Много думаю я о смерти. Странно ли это? А я ведь написал целую книжку о человеке, который планомерно, от рассказа к рассказу, кончает жизнь самоубийством. Добрых 300 раз! Живучий, черт побери!

Эта книга обо мне, как, впрочем, и все мои книги. Как напишешь о Другом? Интересно, что никто из моих читателей так и не понял» что это мой вызов моему же страху желания смерти. Только один человек, близкий мой друг, мой коллега, «канатный плясун»… Многое видно с высоты канатной пляски. Они сдружились с Заратустрой, я несказанно рад этому.

Втроем мы шли по длинным коридорам клиники в кабинет групповой терапии. Все уже собрались, и так с нами говорил Заратустра:

«Страх — это то, что заставляет вас верить. Вот почему не доверяю я вере. Но вы говорите, что человек не может не верить. Я говорю: "Когда человек верит, он перестает быть человеком!"

Замешана жизнь ваша на страхе. Словно дрожжевой грибок, поднимает он тесто жизни вашей. И что делать вам, не будь у вас страха?

Нет у вас ощущения жизни, мыслящие, страх стал отдушиной вашей. Так знайте же: ваша отдушина задушила вас!

Отсчитываете вы историю вашу от первых ритуальных погребений. Так стала созидаться культура ваша, культура страха смерти!

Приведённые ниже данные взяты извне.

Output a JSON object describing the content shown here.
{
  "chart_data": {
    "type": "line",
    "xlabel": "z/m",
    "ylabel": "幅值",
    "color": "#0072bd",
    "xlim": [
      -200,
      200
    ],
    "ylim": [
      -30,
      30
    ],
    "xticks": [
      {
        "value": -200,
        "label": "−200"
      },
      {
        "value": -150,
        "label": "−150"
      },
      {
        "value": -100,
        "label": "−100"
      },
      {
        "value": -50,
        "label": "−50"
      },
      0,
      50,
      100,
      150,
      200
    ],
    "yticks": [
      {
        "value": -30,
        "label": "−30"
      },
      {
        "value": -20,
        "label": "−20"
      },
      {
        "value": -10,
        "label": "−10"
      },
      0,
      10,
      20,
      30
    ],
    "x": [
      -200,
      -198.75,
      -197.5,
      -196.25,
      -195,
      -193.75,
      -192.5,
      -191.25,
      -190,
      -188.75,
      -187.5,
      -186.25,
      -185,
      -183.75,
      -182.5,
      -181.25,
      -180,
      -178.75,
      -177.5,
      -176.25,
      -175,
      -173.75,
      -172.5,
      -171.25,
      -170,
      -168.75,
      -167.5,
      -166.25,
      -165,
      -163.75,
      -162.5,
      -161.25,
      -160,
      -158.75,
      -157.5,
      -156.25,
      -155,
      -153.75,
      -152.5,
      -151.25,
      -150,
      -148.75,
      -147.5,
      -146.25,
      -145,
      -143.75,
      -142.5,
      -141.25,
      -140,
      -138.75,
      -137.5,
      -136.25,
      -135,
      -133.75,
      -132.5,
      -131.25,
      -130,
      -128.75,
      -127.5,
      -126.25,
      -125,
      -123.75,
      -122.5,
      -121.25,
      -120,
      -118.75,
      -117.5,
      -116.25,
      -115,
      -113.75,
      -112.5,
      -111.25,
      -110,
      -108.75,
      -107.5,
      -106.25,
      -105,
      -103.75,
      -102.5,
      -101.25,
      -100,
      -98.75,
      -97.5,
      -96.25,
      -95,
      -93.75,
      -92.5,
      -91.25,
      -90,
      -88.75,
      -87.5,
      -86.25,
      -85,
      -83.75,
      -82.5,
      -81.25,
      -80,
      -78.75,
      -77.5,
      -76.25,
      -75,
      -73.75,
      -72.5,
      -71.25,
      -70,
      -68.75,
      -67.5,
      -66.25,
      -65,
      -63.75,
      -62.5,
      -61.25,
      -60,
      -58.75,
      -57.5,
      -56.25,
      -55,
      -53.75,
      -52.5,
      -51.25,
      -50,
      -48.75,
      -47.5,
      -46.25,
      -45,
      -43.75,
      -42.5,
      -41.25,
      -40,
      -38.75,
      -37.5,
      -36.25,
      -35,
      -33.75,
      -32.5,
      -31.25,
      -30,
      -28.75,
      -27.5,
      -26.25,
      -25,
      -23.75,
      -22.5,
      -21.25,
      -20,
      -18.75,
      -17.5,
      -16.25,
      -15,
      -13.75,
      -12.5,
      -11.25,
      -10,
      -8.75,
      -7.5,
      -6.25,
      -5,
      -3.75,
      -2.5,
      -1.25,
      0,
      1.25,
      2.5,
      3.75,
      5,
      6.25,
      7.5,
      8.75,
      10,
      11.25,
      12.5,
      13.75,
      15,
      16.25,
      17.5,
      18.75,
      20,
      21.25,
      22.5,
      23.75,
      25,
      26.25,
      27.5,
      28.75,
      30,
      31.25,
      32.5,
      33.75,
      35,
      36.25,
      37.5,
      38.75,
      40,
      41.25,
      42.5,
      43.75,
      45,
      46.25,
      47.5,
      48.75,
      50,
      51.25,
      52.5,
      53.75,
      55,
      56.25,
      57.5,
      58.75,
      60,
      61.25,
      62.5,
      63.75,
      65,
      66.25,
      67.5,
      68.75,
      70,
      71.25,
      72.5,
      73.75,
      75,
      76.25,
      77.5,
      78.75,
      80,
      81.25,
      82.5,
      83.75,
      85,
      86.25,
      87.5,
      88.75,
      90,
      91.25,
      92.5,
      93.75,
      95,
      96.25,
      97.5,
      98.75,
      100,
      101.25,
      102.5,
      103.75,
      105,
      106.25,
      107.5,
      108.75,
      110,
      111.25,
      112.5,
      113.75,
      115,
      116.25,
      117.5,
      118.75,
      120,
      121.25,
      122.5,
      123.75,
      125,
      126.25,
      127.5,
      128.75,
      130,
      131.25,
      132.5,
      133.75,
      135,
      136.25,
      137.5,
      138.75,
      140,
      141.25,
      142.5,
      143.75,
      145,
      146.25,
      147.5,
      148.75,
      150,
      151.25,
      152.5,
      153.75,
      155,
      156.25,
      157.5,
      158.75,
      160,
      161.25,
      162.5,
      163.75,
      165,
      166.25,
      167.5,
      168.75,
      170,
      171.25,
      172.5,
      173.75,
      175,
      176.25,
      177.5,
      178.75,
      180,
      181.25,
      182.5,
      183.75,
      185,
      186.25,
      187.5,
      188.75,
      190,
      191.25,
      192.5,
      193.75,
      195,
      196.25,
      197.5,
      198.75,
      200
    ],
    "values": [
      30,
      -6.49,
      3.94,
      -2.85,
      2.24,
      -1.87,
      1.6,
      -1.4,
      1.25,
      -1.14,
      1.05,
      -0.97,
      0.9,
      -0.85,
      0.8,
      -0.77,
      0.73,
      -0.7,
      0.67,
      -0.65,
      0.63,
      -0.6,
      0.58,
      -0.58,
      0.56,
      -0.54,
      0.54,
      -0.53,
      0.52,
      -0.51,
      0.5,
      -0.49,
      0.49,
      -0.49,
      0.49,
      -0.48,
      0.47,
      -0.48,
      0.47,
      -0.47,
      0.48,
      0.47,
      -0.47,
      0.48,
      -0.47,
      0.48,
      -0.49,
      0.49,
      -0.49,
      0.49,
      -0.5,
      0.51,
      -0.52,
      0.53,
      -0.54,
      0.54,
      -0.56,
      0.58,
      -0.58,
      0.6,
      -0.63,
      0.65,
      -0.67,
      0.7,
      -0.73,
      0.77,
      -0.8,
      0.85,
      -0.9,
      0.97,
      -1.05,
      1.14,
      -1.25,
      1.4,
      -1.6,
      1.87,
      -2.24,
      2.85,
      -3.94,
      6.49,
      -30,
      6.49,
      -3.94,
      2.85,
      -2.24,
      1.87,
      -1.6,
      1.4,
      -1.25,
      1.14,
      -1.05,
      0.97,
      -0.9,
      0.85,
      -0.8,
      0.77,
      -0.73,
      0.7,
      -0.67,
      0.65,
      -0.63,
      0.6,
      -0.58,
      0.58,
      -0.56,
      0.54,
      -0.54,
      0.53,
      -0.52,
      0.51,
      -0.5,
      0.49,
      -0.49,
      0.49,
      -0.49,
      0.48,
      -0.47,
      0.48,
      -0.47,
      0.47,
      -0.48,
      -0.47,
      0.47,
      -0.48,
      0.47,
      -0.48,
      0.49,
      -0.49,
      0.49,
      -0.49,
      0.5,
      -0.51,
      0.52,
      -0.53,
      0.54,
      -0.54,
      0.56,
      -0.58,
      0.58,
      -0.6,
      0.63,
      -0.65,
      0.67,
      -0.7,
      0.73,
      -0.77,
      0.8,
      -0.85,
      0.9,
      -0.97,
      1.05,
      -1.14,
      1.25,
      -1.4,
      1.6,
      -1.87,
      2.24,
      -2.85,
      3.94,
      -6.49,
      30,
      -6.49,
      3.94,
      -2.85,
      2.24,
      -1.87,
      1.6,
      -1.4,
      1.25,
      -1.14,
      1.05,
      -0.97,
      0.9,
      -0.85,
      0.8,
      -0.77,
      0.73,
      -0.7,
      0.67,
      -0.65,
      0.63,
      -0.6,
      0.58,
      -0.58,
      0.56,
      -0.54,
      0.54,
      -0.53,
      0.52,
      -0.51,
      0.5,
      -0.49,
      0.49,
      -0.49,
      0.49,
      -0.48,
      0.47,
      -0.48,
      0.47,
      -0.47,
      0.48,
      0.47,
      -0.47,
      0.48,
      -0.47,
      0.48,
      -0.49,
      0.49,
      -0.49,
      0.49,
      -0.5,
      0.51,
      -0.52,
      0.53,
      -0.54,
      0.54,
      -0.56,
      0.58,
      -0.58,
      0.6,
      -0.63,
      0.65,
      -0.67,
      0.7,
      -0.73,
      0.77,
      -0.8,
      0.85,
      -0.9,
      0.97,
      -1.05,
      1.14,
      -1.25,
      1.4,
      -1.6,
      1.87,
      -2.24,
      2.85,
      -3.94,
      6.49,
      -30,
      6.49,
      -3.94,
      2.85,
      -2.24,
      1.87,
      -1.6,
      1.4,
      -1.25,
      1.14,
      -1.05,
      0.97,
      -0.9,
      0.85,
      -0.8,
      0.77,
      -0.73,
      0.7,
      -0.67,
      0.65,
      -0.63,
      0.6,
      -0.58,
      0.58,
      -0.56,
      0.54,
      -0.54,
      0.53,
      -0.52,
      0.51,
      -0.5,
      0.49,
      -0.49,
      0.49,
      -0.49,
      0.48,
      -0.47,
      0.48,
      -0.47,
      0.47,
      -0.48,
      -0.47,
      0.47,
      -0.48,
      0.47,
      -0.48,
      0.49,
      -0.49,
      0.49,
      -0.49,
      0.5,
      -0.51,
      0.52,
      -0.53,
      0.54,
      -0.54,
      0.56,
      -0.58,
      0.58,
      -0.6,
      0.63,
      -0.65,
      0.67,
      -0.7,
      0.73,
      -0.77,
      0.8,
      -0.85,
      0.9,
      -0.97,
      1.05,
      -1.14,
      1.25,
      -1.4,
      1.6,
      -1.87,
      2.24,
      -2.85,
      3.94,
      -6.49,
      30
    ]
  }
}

Все религии ваши — увещевание для боящихся смерти. И вы говорите, что религия ваша — это семя любви! Слышите вы смех мой, слышите ли вы мой хохот?!

У змия страха выломали вы зубы верой своей — вот что это за семена! Рать в медных латах родится из этих семян! Не битва, но бойня предстоит вам, верующие!

В одном вопросе вся этика ваша: "Что скажут другие?" Видно, боитесь вы, что убьют они вас? Такова ваша «этика»? Кто ж из вас осуждать осмелится бунтовщиков морали вашей? Впрочем, и в бунтарстве немного чести!

Вся эстетика ваша — бегство от смерти: уродливое кажется вам уродливым лишь потому, что видом своим напоминает оно вам о смерти!

Красиво же для вас то, что неуродливо. И говорите вы: "Мило!" Вы говорите: "Талантливо!" А в глубине сердец ваших одно только слово звучит: "Смертно!"

Да и логика ваша — пасьянс, где жизнь смерти противоположна. Неужели можно в логике вашей существующее несуществующему противопоставить?! Вы же первые назовете это "ошибкой логической"! Чего же стоит тогда вся ваша логика?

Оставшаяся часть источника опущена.